Dans cette recherche de rapport, d’osmose, entre les images et la musique, il y a d’abord le lieu : ce Stadium monumental, immense cube noir conçu par Rudy Ricciotti en 1994 sur la commune de Vitrolles pour accueillir des évènements culturels et sportifs. Rapidement abandonné, sans doute pour de sombres raisons politiques, il a été livré aux caprices de la nature et est devenu un lieu d’expression privilégié pour les tagueurs. Le site est saisissant, cet immense bloc de béton et d’acier semble être apparu de nulle part sur un terrain aride, minéral, entouré de coulées de boues rouges d’anciennes mines de bauxite. Si l’abord extérieur est surprenant et plutôt rebutant, l’intérieur, gigantesque, malgré ses dégradations, révèle une formidable salle de spectacle. Le public, perché sur des gradins surélevés, domine une immense fosse d’orchestre qui s’étire sur toute la largeur du cube, elle-même surmontée d’un plateau démesuré qui ne pouvait qu’inspirer cet iconoclaste et infatigable créateur qu’est Romeo Castellucci. Le potentiel est immense et on sait gré au Festival d’Aix-en- Provence de contribuer à la résurrection de ce lieu, prémices de l’inspiration du metteur en scène.
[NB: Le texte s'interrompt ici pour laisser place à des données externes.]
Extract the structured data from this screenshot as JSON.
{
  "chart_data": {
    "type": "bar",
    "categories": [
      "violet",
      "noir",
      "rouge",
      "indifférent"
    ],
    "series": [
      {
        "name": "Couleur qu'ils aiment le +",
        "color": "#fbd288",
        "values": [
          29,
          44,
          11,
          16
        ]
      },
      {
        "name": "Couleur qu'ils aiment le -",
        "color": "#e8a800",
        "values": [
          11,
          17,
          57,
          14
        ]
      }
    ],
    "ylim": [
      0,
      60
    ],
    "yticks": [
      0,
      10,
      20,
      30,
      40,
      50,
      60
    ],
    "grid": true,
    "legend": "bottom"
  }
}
Dès le premier mouvement de la symphonie, une prise de conscience grave et solennelle de la mort, un puissant cheval blanc apparaît sur le plateau recouvert de terre fraîche. Après quelques errances, ce cheval est récupéré par sa cavalière qui aperçoit, émergeant de la terre, un indice de présence de corps humain. Les autorités et les secours arrivent sur le plateau et exhument un cadavre, horrible, décharné, puis un deuxième, puis apparaît au fur et à mesure un immense charnier d’où sont extraits plus d’une centaine de corps en décomposition dont des enfants, des bébés. Cadavres retirés de la terre progressivement, avec attention, et disposés soigneusement sur des housses mortuaires tout au long du spectacle. Puis les housses se referment et sont évacués dans des véhicules du CNDH – Conseil National des Droits de l’Homme. Toutes ces fouilles se déroulent dans le calme, méthodiquement, suivant une organisation bien établie et avec une rigueur scientifique par des professionnels aguerris. Seule une employée à ces exhumations, éperdue, continue avec acharnement à fouiller le sol de ses mains après l’enlèvement des corps, dans un dernier espoir.
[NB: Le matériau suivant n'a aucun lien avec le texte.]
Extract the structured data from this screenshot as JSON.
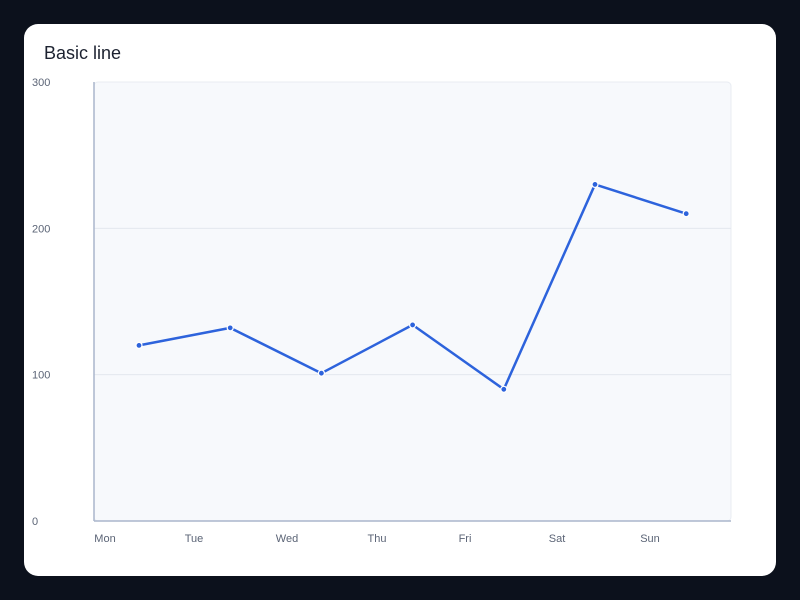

L’effet est saisissant et d’un réalisme absolu. Si la musique de Mahler est fondée sur une résurrection spirituelle des âmes, ici la résurrection est purement corporelle, matérialiste. Pour Castellucci, cette exhumation « c’est le moyen qu’ont ces corps de retourner au monde, leur résurrection ». Ces corps, identifiés scientifiquement, seront remis aux familles pour élaborer leur deuil, pour les faire revivre au travers des souvenirs.

En parallèle de ce terrible et impressionnant tableau, l’interprétation musicale de l’Orchestre de Paris et des chœurs et solistes associés dirigés par Esa-Pekka Salonen, étirés dans cette immense fosse d’orchestre, est remarquable. Contre toute attente l’acoustique du lieu est excellente et rend de manière admirable la puissance des chœurs, la pureté éthérée des voix des deux solistes – Golda Schultz et Marianne Crebassa – ainsi que la flamboyance des cuivres et l’explosion des percussions.

La puissance expressive, la beauté et la spiritualité de cette partition de Mahler, contribuent à apaiser les images que nous offre Castellucci. Notre attention oscille en permanence entre la musique et les images. Si l’on se laisse emporter par la musique, les images de ce charnier humain nous apparaissent presque comme une fresque illustrative et si l’on se met à réagir émotionnellement au drame qui se déroule sur le plateau, la musique nous apparaît alors comme un support dramatique.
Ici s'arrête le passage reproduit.